Esty, who got to the forum about 20 minutes late, believes she deserves to be re-elected to one of the seats, leaving Sisitsky and Wolfe to battle it out for the other opening.

"I'm running on my experience," said Esty, who is a former public works commissioner and Town Meeting member.  "I'm the selectman who listens.  I'm the one who keeps trying to work with the neighborhoods."

Wolfe downplayed Sisitsky's suggestion that a town manager should be picked by selectmen and accountable to them.  Sisitsky said the Town Meeting article asking for the change puts the town "on a slippery slope to being a city."

"Most of the people on the board don't have the qualifications to do that job and we elect them anyway," said Wolfe.  "I don't think being town manager is that hard.  I can certainly do it.  Mr. Sisitsky could do it.  Most of you (in the audience can do it)."

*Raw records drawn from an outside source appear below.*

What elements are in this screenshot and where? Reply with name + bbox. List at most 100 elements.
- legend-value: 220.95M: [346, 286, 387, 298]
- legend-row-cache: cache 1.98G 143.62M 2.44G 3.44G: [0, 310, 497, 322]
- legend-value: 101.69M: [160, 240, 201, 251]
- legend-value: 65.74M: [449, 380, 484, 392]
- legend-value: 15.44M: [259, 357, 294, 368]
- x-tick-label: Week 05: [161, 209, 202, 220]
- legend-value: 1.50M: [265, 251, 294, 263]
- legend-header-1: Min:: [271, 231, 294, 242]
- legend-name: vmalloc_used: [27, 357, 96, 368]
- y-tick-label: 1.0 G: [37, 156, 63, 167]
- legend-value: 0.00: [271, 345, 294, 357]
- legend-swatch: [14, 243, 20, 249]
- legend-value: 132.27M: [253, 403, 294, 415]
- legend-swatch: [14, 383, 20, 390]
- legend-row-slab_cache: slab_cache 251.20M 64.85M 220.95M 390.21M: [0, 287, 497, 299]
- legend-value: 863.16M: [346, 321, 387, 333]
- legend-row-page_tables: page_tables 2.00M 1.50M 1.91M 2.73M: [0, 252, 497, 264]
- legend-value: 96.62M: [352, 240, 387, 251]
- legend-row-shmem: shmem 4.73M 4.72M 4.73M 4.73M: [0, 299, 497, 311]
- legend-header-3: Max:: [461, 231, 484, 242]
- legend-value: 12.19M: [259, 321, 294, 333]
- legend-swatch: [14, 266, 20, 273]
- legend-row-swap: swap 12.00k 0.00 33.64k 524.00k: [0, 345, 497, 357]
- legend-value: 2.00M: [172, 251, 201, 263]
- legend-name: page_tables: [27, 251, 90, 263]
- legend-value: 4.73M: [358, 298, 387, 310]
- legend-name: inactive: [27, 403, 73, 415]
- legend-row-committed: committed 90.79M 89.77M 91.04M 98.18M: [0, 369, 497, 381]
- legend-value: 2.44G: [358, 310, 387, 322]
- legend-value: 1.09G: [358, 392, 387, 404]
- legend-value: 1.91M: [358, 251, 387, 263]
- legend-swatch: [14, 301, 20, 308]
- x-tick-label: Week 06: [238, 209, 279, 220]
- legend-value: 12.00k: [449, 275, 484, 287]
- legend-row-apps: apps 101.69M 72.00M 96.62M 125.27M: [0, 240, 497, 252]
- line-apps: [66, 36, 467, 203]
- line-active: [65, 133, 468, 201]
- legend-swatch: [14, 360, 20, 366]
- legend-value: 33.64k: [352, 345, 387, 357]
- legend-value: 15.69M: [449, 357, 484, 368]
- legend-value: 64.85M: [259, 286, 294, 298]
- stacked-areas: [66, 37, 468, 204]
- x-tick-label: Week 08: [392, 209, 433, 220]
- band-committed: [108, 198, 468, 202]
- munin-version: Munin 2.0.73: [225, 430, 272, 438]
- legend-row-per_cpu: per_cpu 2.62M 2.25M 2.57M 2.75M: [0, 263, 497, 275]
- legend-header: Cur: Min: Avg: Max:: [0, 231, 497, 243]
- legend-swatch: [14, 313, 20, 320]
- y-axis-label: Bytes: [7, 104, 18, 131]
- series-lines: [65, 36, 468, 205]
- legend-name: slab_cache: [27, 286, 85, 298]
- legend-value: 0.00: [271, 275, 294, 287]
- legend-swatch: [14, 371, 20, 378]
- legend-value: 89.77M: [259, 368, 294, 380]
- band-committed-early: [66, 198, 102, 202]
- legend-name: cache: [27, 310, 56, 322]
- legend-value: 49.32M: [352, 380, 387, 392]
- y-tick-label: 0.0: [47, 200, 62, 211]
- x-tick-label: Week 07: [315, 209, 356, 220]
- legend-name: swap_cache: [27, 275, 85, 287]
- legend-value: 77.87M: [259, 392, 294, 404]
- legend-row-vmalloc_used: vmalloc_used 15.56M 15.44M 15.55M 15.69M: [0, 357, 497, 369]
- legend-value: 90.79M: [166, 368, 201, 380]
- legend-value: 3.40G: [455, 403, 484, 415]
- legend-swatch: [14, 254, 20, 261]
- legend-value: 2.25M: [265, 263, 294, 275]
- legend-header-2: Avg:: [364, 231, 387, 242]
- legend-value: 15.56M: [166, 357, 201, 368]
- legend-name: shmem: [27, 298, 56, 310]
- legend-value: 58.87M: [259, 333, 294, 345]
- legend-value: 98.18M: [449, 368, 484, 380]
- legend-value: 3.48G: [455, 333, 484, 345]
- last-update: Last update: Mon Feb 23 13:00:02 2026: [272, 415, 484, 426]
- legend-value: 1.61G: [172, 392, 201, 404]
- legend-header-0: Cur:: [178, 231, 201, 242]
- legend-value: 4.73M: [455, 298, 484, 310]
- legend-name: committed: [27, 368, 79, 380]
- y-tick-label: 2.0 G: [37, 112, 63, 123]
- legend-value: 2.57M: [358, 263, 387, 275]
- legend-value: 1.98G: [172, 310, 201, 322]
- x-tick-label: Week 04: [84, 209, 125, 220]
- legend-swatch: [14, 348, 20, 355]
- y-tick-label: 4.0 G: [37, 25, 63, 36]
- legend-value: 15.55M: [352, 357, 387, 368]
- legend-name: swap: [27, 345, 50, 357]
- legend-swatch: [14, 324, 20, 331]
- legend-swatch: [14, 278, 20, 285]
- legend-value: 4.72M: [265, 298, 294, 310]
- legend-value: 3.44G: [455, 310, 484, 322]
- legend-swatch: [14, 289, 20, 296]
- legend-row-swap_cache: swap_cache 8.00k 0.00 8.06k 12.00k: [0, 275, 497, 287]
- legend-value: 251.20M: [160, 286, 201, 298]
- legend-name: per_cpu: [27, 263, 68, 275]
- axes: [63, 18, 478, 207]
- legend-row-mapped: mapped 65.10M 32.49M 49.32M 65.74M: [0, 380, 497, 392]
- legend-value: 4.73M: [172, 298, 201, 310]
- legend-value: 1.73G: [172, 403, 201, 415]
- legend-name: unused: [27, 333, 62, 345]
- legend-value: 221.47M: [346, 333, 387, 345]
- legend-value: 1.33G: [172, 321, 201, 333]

And while Sisitsky and Esty noted they make regular visits to the town's Southside, Wolfe said he isn't known for such jaunts.

"I don't spend a lot of time here," he said.  "I'm from the Northside."

Wolfe sees room for a small cut in the municipal budget and a larger one on the school side.

"Teachers are overpaid," he said.  "The get paid $56,000 for a nine-month job in a town where the median income is $60,000.  They can stand a cut."